Here's today's look at some of the top stories on markets and politics in Europe.
Orban wins by wide margin in Hungary.
Fidesz, the party led by Prime Minister Viktor Orban, is likely to hold a two-thirds majority in the next parliament after Sunday's election: It is projected to win 133 of 199 seats. This means a second term in which Orban can make changes to the constitution, consolidating his authoritarian rule and further establishing a nationalist economic program that puts foreign companies at a disadvantage. The opposition complained loudly that the elections weren't fair, because the Fidesz-controlled parliament had banned political advertising on TV and Radio and companies close to Fidesz owned most of the outdoor advertising space. Considerations like these are, however, unlikely to force the EU to take issue with the election, and Orban will continue as the bloc's quirkiest leader, proving that, with enough chutzpah, an EU country can still operate under its own rules.

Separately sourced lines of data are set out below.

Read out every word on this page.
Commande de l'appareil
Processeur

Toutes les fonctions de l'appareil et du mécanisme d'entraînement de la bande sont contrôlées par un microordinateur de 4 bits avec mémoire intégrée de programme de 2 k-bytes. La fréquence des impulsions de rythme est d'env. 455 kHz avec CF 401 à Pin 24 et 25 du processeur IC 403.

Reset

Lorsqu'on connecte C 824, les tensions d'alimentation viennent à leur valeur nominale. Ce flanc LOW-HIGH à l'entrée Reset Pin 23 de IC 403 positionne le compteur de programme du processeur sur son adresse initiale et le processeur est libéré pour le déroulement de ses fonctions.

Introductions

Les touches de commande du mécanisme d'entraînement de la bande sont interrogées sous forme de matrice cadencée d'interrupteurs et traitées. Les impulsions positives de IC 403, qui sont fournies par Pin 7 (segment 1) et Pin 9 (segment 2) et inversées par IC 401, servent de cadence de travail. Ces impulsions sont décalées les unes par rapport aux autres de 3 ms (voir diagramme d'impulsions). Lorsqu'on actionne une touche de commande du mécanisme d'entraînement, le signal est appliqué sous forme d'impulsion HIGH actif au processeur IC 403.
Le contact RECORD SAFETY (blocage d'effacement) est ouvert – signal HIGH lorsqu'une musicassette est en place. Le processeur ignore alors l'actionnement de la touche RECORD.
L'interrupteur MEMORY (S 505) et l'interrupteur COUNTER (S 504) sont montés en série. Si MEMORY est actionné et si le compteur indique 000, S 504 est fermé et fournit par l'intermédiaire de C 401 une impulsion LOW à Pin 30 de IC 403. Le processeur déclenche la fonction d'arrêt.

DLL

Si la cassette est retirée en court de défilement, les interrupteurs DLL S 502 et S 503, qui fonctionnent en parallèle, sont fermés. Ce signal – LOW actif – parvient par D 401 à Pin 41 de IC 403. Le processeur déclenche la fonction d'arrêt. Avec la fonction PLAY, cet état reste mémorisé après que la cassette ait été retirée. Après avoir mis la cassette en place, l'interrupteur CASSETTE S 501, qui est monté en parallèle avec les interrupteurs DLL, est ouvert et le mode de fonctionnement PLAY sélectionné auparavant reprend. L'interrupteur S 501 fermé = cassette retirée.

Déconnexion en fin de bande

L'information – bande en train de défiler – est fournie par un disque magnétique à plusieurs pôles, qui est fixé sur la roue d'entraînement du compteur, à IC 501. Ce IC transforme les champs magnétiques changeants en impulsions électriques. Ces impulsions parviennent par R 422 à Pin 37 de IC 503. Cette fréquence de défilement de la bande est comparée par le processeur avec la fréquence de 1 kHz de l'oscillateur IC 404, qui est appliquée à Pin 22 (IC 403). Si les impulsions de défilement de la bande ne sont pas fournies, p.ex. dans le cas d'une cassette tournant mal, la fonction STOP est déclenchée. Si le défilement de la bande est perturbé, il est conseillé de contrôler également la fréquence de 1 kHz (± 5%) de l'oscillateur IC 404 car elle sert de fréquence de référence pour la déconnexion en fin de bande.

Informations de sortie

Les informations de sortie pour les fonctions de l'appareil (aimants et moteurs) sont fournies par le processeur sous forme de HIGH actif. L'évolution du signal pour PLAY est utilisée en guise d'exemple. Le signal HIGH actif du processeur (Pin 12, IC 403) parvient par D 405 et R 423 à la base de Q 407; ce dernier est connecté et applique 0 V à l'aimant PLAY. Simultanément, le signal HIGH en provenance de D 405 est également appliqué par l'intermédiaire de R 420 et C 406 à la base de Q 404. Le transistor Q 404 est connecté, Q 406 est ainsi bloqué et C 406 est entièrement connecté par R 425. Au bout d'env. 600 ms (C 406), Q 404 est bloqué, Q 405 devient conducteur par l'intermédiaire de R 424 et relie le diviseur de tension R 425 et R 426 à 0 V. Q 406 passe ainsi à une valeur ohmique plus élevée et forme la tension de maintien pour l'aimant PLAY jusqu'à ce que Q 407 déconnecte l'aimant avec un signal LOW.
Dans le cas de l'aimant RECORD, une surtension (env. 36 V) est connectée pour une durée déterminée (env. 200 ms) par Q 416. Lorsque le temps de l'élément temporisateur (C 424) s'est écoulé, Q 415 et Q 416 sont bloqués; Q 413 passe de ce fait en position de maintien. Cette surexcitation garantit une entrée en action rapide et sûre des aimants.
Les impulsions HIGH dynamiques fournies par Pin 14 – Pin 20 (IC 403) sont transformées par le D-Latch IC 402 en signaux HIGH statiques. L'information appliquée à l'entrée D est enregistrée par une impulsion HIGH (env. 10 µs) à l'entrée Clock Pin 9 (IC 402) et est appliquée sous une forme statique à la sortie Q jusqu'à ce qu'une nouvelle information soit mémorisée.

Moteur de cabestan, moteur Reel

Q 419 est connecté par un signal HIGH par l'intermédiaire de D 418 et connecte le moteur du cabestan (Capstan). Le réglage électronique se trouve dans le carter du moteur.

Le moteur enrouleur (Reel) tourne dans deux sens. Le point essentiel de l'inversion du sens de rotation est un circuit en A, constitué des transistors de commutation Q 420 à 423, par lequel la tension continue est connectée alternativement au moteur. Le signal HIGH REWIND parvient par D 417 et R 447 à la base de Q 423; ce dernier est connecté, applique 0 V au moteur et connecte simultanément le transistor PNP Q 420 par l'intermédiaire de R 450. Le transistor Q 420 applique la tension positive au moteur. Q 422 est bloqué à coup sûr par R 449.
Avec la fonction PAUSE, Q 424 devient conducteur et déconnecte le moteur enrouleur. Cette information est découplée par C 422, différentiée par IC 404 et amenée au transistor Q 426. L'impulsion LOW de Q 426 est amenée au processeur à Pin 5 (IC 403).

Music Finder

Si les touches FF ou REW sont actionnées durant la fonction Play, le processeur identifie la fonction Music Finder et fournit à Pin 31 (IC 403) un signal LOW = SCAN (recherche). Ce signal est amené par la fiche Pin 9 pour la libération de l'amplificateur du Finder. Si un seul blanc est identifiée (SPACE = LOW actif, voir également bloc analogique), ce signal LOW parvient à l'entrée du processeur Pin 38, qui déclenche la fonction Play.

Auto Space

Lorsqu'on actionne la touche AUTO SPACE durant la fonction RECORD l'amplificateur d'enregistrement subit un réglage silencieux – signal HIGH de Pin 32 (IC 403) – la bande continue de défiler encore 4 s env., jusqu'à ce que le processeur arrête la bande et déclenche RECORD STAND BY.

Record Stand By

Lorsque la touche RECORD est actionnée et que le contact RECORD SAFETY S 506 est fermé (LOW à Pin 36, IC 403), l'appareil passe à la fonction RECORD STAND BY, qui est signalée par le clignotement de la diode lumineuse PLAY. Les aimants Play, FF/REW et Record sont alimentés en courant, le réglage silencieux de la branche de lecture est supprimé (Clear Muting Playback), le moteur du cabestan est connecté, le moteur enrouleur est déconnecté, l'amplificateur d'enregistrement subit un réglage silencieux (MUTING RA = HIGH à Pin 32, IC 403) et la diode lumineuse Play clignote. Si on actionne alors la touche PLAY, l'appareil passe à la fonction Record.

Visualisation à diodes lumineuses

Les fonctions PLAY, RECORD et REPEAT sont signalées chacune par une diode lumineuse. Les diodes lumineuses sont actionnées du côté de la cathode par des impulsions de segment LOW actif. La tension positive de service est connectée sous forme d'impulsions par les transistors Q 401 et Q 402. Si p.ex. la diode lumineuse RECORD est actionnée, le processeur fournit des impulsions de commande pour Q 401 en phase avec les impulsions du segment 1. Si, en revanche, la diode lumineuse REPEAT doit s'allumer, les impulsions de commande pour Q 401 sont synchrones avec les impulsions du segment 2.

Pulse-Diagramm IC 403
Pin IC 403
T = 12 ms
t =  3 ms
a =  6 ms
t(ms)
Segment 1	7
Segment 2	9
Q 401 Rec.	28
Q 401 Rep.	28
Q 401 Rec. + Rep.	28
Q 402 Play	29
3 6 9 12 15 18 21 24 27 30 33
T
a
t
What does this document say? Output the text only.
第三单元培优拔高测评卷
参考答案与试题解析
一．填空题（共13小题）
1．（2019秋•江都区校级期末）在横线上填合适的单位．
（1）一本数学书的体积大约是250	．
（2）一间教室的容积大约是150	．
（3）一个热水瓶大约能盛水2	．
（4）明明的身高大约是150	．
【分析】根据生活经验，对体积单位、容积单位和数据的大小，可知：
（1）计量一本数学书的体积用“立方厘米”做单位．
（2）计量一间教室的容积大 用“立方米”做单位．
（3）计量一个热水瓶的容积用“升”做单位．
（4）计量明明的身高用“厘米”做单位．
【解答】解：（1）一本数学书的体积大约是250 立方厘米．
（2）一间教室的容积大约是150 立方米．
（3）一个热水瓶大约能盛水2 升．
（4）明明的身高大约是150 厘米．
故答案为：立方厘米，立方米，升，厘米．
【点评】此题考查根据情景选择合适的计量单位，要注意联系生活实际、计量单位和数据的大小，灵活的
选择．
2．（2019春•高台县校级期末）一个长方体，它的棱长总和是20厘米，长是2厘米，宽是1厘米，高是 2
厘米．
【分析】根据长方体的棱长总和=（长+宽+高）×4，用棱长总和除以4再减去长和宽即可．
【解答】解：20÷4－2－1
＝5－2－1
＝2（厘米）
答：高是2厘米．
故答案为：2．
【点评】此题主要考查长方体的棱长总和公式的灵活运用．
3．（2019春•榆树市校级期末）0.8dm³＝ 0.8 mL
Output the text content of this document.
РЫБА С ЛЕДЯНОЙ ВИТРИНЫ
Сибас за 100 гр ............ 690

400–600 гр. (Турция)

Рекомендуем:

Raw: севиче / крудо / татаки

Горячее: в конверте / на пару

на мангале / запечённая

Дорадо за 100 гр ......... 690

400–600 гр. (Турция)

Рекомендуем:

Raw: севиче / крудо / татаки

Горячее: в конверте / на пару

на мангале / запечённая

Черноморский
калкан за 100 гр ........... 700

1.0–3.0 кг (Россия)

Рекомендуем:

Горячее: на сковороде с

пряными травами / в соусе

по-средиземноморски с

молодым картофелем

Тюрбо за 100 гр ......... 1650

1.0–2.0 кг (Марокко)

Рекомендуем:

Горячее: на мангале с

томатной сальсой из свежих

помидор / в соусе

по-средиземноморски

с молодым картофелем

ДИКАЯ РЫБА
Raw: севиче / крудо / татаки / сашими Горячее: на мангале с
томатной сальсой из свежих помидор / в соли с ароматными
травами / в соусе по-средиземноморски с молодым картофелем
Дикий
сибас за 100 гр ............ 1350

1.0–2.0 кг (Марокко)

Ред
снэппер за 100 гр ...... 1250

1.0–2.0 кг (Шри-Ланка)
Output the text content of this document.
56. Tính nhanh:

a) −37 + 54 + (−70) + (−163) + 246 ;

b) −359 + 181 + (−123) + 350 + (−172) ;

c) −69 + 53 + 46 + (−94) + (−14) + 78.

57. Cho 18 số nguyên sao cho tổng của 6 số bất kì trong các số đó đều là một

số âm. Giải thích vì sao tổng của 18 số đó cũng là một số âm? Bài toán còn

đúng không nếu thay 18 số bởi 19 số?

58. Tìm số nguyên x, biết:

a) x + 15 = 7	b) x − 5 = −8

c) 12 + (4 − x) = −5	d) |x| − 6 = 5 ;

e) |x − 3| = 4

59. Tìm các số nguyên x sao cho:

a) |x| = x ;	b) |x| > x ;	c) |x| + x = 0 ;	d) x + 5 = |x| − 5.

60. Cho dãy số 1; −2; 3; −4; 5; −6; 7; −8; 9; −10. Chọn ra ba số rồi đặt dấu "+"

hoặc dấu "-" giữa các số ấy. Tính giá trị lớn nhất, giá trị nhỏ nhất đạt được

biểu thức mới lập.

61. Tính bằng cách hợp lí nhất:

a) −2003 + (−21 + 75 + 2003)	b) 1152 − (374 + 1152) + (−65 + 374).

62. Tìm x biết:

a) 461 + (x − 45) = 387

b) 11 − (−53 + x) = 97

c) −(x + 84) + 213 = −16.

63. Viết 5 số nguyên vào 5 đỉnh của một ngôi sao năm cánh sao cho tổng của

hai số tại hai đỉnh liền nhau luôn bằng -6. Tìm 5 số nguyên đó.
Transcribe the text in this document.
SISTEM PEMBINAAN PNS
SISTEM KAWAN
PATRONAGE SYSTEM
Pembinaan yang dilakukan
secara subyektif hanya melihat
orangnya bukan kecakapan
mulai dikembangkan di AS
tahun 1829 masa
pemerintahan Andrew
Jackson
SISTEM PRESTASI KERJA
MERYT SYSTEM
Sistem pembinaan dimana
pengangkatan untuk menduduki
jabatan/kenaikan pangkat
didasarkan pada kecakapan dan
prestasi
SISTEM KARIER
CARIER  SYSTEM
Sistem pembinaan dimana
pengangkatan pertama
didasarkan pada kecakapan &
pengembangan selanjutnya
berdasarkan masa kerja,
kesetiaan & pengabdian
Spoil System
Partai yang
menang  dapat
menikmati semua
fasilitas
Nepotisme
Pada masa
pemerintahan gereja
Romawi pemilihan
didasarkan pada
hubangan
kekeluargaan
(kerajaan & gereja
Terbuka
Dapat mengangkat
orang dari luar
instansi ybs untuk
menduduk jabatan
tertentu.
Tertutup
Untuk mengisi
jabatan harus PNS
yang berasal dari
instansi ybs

Vivendi sells SFR to Numericable.
The French conglomerate Vivendi made a final decision to sell its mobile operator, SFR, to Altice/Numericable, controlled by billionaire Patrice Drahi, rejecting rival Martin Bouygues offer. Bouygues had mobilized all his resources to get SFR, enlisting the help of Economics and Industry Minister Arnaud Montebourg, who openly supported his version of the deal. Vivendi's chief executive Jean-Rene Fourtou, however, remained in favor of the Numericable deal, explaining that the Bouygues option would have created a mobile operator with a 47 percent market share, "untenable in terms of competition." Fourtou explained that regulators would have demanded serious concessions to a competitor, Free, which Vivendi thought would put Bouygues-SFR at a disadvantage. Besides, Vivendi's board saw promise in the combination of mobile and cable, for which Drahi is a powerful evangelist. Since Vivendi keeps 20 percent in the merged SFR-Numericable, it has chosen a future-oriented model over a competition-reducing move: A smart decision.
Pro-Russian protesters seize government buildings in eastern Ukraine.
Angry pro-Russian crowds, apparently augmented with "tourists" bused in from Russia, seized government buildings in three major industrial cities in Eastern Ukraine: Donetsk, Kharkov and Lugansk. Ukraine's acting interior minister Arsen Avakov believes the action was "ordered and paid for" Russian President Vladimir Putin and deposed Ukrainian leader Viktor Yanukovych. He promised to "bring the situation under control bloodlessly," but the ability of the interim government in Kiev to control the country is highly doubtful. The protesters in the east understand that even the threat of violence against them may provoke Putin to make a military move against Ukraine, which Kiev fears because it effectively has no army. There is no effective counterbalance to Putin's successful attempts to destabilize Ukraine. Coupled with Russia's insistence on the repayment of $2.2 billion in Ukrainian debt to Russia's natural gas monopoly, Gazprom, the clashes in the eastern cities appear designed to make the Ukrainian authorities bow to Moscow and forget European ambitions.
World's top cement producers announce possible merger.
France's Lafarge and Switzerland's Holcim plan to merge, creating the world's biggest construction materials company with a combined market value of $50 billion. For this to happen, however, the companies must overcome antitrust hurdles: The combined entity would control 60 percent of the market in France and Canada and 30 percent in the U.S. Lafarge and Holcim say they are willing to sell off $8 billion worth of assets throughout the world to satisfy regulators. The European Commission is already investigating the two market leaders and six other companies for allegedly setting up a cement cartel. On the face of it, there is no reason for the authorities to allow a merger that will clearly create a single dominant player in the construction materials industry. The two companies' announcement means, however, that they are reasonably confident this can somehow be done. If that is so, it's rather pointless for the EU to have an antitrust regulator.
French employers and unions agree on "right to disconnect".
After six months of tense negotiations, the French employers' associations for the consulting and tech industries, Syntec and Cinov, agreed with the labor unions that employees should have the right to disconnect all means of communication, including computers, telephones and other mobile devices, outside working hours as a means to make sure they are actually resting when they are not at the office. This may be just an empty declaration, but it is the first time in France that the right to disconnect has been put in an official document. It deserves further promotion: given the ubiquity of communications, many people never really get off work.